Each city, though, resists restoring fare enforcement in the face of concerns by social justice advocates that enforcement is racially biased. Studies in several cities—publicized by the Washington, D.C., Lawyer’s Committee for Civil Rights and Urban Affairs—have found that black riders were disproportionately cited for fare evasion. In Washington, D.C., 91 percent of fare-evasion citations or summonses were issued to black riders, with almost half going to black males under the age of 25. A Seattle study found black riders, particularly young men, received a higher percentage of citations than their percentage of riders despite what appeared to be a neutral system of having all passengers tap farecards into a reader to indicate payment.

None of the studies speculate about different levels of fare compliance. Yet despite this limitation, they likely played a role in Lieber’s “Fareness” Blue-Ribbon Panel, which is tasked to find ways to reduce fare evasion on MTA properties: subways, buses, commuter rail, and bridge and tunnel crossings. Lieber wants to focus on encouraging payment through education, equity, and enforcement, and consider technological, design, and personnel solutions to limit evasion. He is apparently looking for options other than citing, summonses, or arresting those who fail to pay the fare.

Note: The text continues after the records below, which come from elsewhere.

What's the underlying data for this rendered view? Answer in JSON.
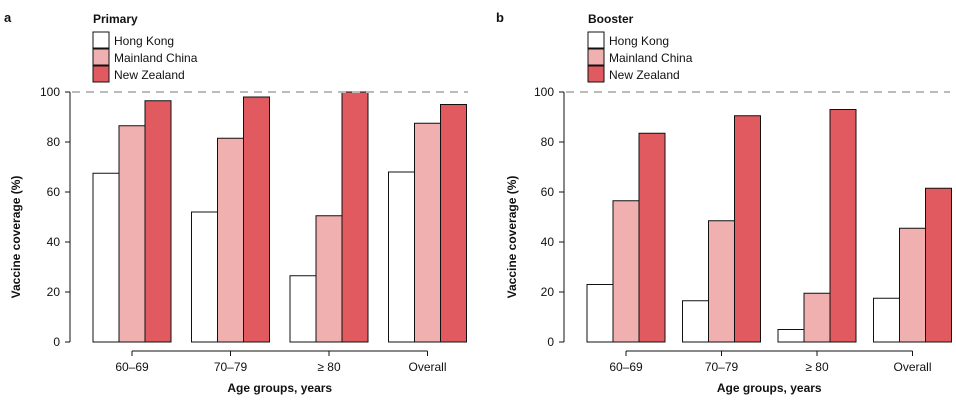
{
  "colors": {
    "hong_kong": "#ffffff",
    "mainland_china": "#f0b0b0",
    "new_zealand": "#e05a5f",
    "reference_line": "#bbbbbb"
  },
  "chart_data": [
    {
      "type": "bar",
      "panel": "a",
      "title": "Primary",
      "categories": [
        "60–69",
        "70–79",
        "≥ 80",
        "Overall"
      ],
      "series": [
        {
          "name": "Hong Kong",
          "values": [
            67.5,
            52,
            26.5,
            68
          ]
        },
        {
          "name": "Mainland China",
          "values": [
            86.5,
            81.5,
            50.5,
            87.5
          ]
        },
        {
          "name": "New Zealand",
          "values": [
            96.5,
            98,
            100,
            95
          ]
        }
      ],
      "xlabel": "Age groups, years",
      "ylabel": "Vaccine coverage (%)",
      "ylim": [
        0,
        100
      ],
      "yticks": [
        0,
        20,
        40,
        60,
        80,
        100
      ],
      "reference_line": 100,
      "grid": false,
      "legend": "top-left"
    },
    {
      "type": "bar",
      "panel": "b",
      "title": "Booster",
      "categories": [
        "60–69",
        "70–79",
        "≥ 80",
        "Overall"
      ],
      "series": [
        {
          "name": "Hong Kong",
          "values": [
            23,
            16.5,
            5,
            17.5
          ]
        },
        {
          "name": "Mainland China",
          "values": [
            56.5,
            48.5,
            19.5,
            45.5
          ]
        },
        {
          "name": "New Zealand",
          "values": [
            83.5,
            90.5,
            93,
            61.5
          ]
        }
      ],
      "xlabel": "Age groups, years",
      "ylabel": "Vaccine coverage (%)",
      "ylim": [
        0,
        100
      ],
      "yticks": [
        0,
        20,
        40,
        60,
        80,
        100
      ],
      "reference_line": 100,
      "grid": false,
      "legend": "top-left"
    }
  ]
}
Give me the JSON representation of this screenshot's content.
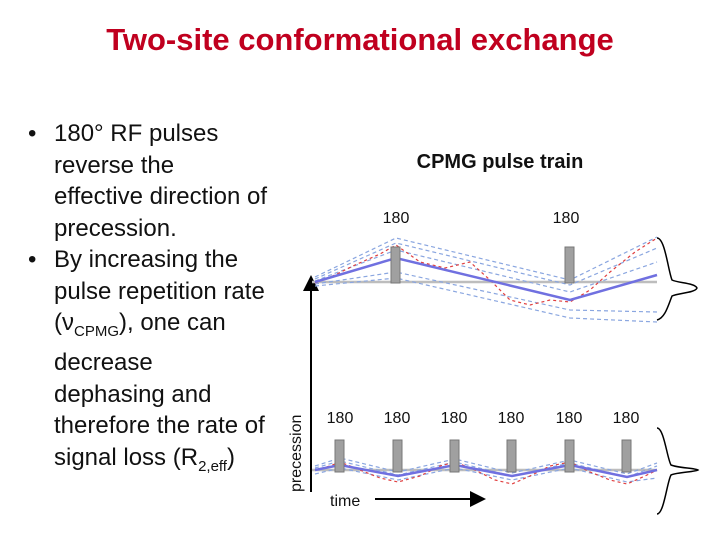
{
  "slide": {
    "title": "Two-site conformational exchange",
    "bullets": [
      {
        "marker": "•",
        "text": "180° RF pulses reverse the effective direction of precession."
      },
      {
        "marker": "•",
        "text_before": "By increasing the pulse repetition rate (",
        "nu": "ν",
        "sub": "CPMG",
        "text_middle": "), one can decrease dephasing and therefore the rate of signal loss (",
        "r": "R",
        "sub2": "2,eff",
        "text_after": ")"
      }
    ]
  },
  "diagram": {
    "heading": "CPMG pulse train",
    "y_axis_label": "precession",
    "x_axis_label": "time",
    "top_train": {
      "pulse_labels": [
        "180",
        "180"
      ]
    },
    "bottom_train": {
      "pulse_labels": [
        "180",
        "180",
        "180",
        "180",
        "180",
        "180"
      ]
    },
    "colors": {
      "pulse_fill": "#a0a0a0",
      "mean_line": "#7070e0",
      "dashed_blue": "#8aa6e0",
      "dashed_red": "#e04040",
      "baseline": "#bdbdbd",
      "title": "#c0001f"
    }
  }
}
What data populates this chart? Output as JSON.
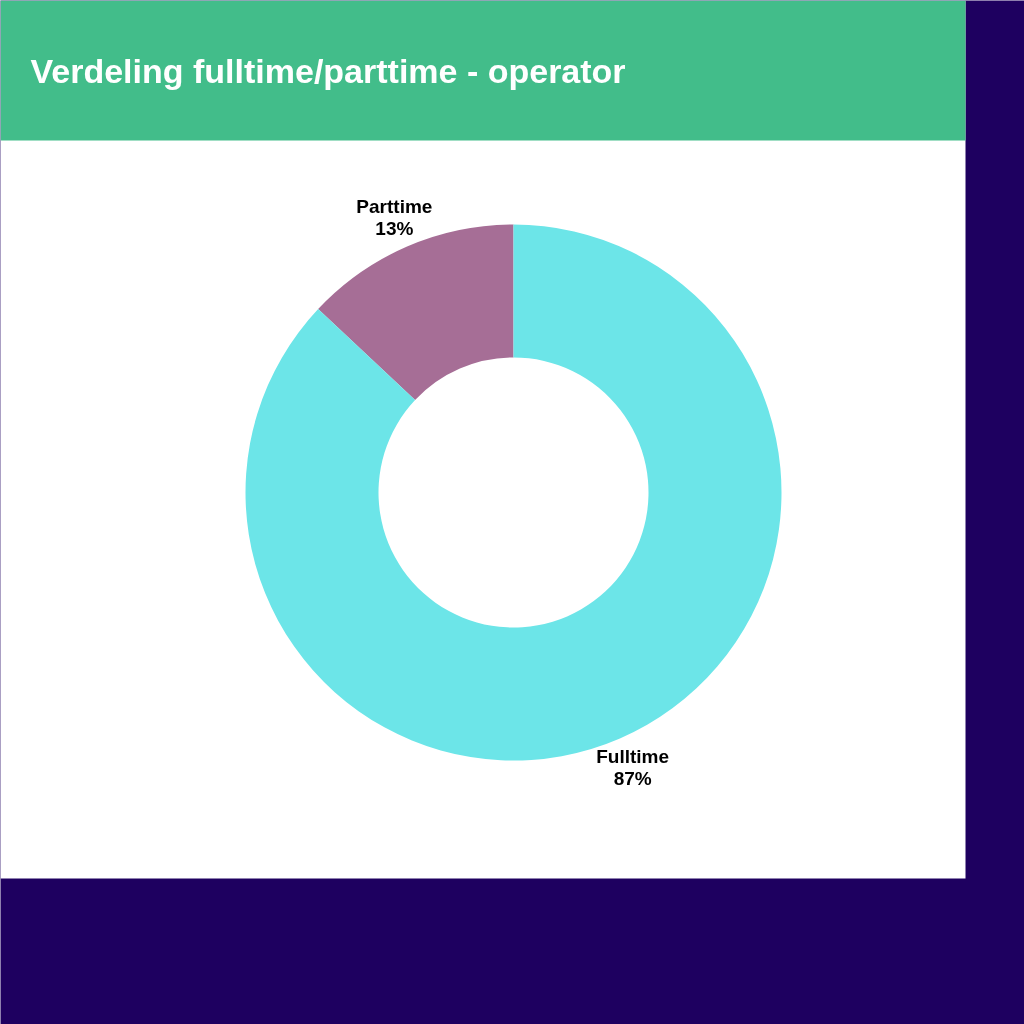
{
  "chart_data": {
    "type": "donut",
    "title": "Verdeling fulltime/parttime - operator",
    "categories": [
      "Parttime",
      "Fulltime"
    ],
    "values": [
      13,
      87
    ],
    "colors": [
      "#a66e96",
      "#6ce5e8"
    ],
    "value_labels": [
      "13%",
      "87%"
    ]
  }
}
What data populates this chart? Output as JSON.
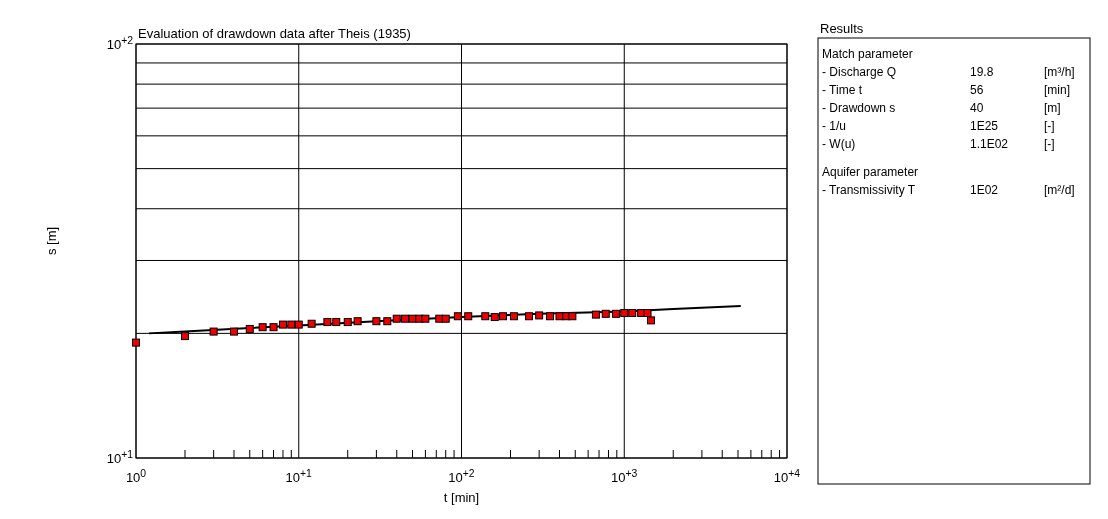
{
  "chart_data": [
    {
      "type": "scatter",
      "title": "Evaluation of drawdown data after Theis (1935)",
      "xlabel": "t [min]",
      "ylabel": "s [m]",
      "log": "xy",
      "grid": true,
      "xlim": [
        1,
        10000
      ],
      "ylim": [
        10,
        100
      ],
      "xticks": [
        {
          "value": 1,
          "label": "10$^{0}$"
        },
        {
          "value": 2,
          "label": null
        },
        {
          "value": 3,
          "label": null
        },
        {
          "value": 4,
          "label": null
        },
        {
          "value": 5,
          "label": null
        },
        {
          "value": 6,
          "label": null
        },
        {
          "value": 7,
          "label": null
        },
        {
          "value": 8,
          "label": null
        },
        {
          "value": 9,
          "label": null
        },
        {
          "value": 10,
          "label": "10$^{+1}$"
        },
        {
          "value": 20,
          "label": null
        },
        {
          "value": 30,
          "label": null
        },
        {
          "value": 40,
          "label": null
        },
        {
          "value": 50,
          "label": null
        },
        {
          "value": 60,
          "label": null
        },
        {
          "value": 70,
          "label": null
        },
        {
          "value": 80,
          "label": null
        },
        {
          "value": 90,
          "label": null
        },
        {
          "value": 100,
          "label": "10$^{+2}$"
        },
        {
          "value": 200,
          "label": null
        },
        {
          "value": 300,
          "label": null
        },
        {
          "value": 400,
          "label": null
        },
        {
          "value": 500,
          "label": null
        },
        {
          "value": 600,
          "label": null
        },
        {
          "value": 700,
          "label": null
        },
        {
          "value": 800,
          "label": null
        },
        {
          "value": 900,
          "label": null
        },
        {
          "value": 1000,
          "label": "10$^{+3}$"
        },
        {
          "value": 2000,
          "label": null
        },
        {
          "value": 3000,
          "label": null
        },
        {
          "value": 4000,
          "label": null
        },
        {
          "value": 5000,
          "label": null
        },
        {
          "value": 6000,
          "label": null
        },
        {
          "value": 7000,
          "label": null
        },
        {
          "value": 8000,
          "label": null
        },
        {
          "value": 9000,
          "label": null
        },
        {
          "value": 10000,
          "label": "10$^{+4}$"
        }
      ],
      "yticks": [
        {
          "value": 10,
          "label": "10$^{+1}$"
        },
        {
          "value": 20,
          "label": null
        },
        {
          "value": 30,
          "label": null
        },
        {
          "value": 40,
          "label": null
        },
        {
          "value": 50,
          "label": null
        },
        {
          "value": 60,
          "label": null
        },
        {
          "value": 70,
          "label": null
        },
        {
          "value": 80,
          "label": null
        },
        {
          "value": 90,
          "label": null
        },
        {
          "value": 100,
          "label": "10$^{+2}$"
        }
      ],
      "series": [
        {
          "type": "scatter",
          "marker": "square",
          "color": "#ee0000",
          "x": [
            1,
            2,
            3,
            4,
            5,
            6,
            7,
            8,
            9,
            10,
            12,
            15,
            17,
            20,
            23,
            30,
            35,
            40,
            45,
            50,
            55,
            60,
            73,
            80,
            95,
            110,
            140,
            160,
            180,
            210,
            260,
            300,
            350,
            400,
            440,
            480,
            670,
            770,
            890,
            1000,
            1120,
            1270,
            1390,
            1460
          ],
          "values": [
            19.0,
            19.7,
            20.2,
            20.2,
            20.5,
            20.7,
            20.7,
            21.0,
            21.0,
            21.0,
            21.1,
            21.3,
            21.3,
            21.3,
            21.4,
            21.4,
            21.4,
            21.7,
            21.7,
            21.7,
            21.7,
            21.7,
            21.7,
            21.7,
            22.0,
            22.0,
            22.0,
            21.9,
            22.0,
            22.0,
            22.0,
            22.1,
            22.0,
            22.0,
            22.0,
            22.0,
            22.2,
            22.3,
            22.3,
            22.4,
            22.4,
            22.4,
            22.4,
            21.5
          ]
        },
        {
          "type": "line",
          "color": "#000000",
          "x": [
            1.2,
            2,
            5,
            10,
            30,
            100,
            300,
            1000,
            2000,
            5200
          ],
          "values": [
            20.0,
            20.2,
            20.6,
            20.9,
            21.4,
            21.9,
            22.3,
            22.6,
            22.9,
            23.3
          ]
        }
      ]
    },
    {
      "type": "other",
      "title": "Results",
      "annotations": [
        "Match parameter",
        "- Discharge Q\t19.8\t[m³/h]",
        "- Time t\t56\t[min]",
        "- Drawdown s\t40\t[m]",
        "- 1/u\t1E25\t[-]",
        "- W(u)\t1.1E02\t[-]",
        "Aquifer parameter",
        "- Transmissivity T\t1E02\t[m²/d]"
      ]
    }
  ]
}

But before moving from a policing model in favor of softer enforcement, the MTA should consider that even a light touch is likely to result in political and legal challenges. Two lawsuits, one resolved and one pending, question the legality of on-board checks on riders rather than turnstiles or barriers denying entry to nonpayers. In Washington, the state supreme court is expected to decide by year’s end, in State v. Meredith, whether by boarding a bus, a rider who provided a false name during a ticket inspection and was subsequently identified through a fingerprint check consented to a search that resulted in his arrest for existing warrants. In State v. Carter, decided in January 2021, a patron challenged fare enforcement in Baltimore’s barrier-free light-rail system. Ruling against the Maryland Transit Administration, the court found that routine ticket-check sweeps by police officers were a warrantless seizure that passengers were unable to reject, making further actions by the police unlawful. If the Washington case is decided in the plaintiff’s favor, then that verdict, along with the earlier ruling in the Maryland case, is likely to undercut attempts to increase fare collections not only from the affluent but from all members of the riding public.

In any case, the principal culprit for fare evasion is clear: lack of enforcement. Not just New York and Seattle but also Denver, Los Angeles, Minneapolis, and Portland, Oregon, have reduced or withdrawn enforcement efforts. Some cities have replaced police officers and fare-compliance officers with outreach workers and fare ambassadors. Refusing to enforce the law on the transit system is a recipe for declining fare revenue, increasing fare evasion, and skyrocketing crime.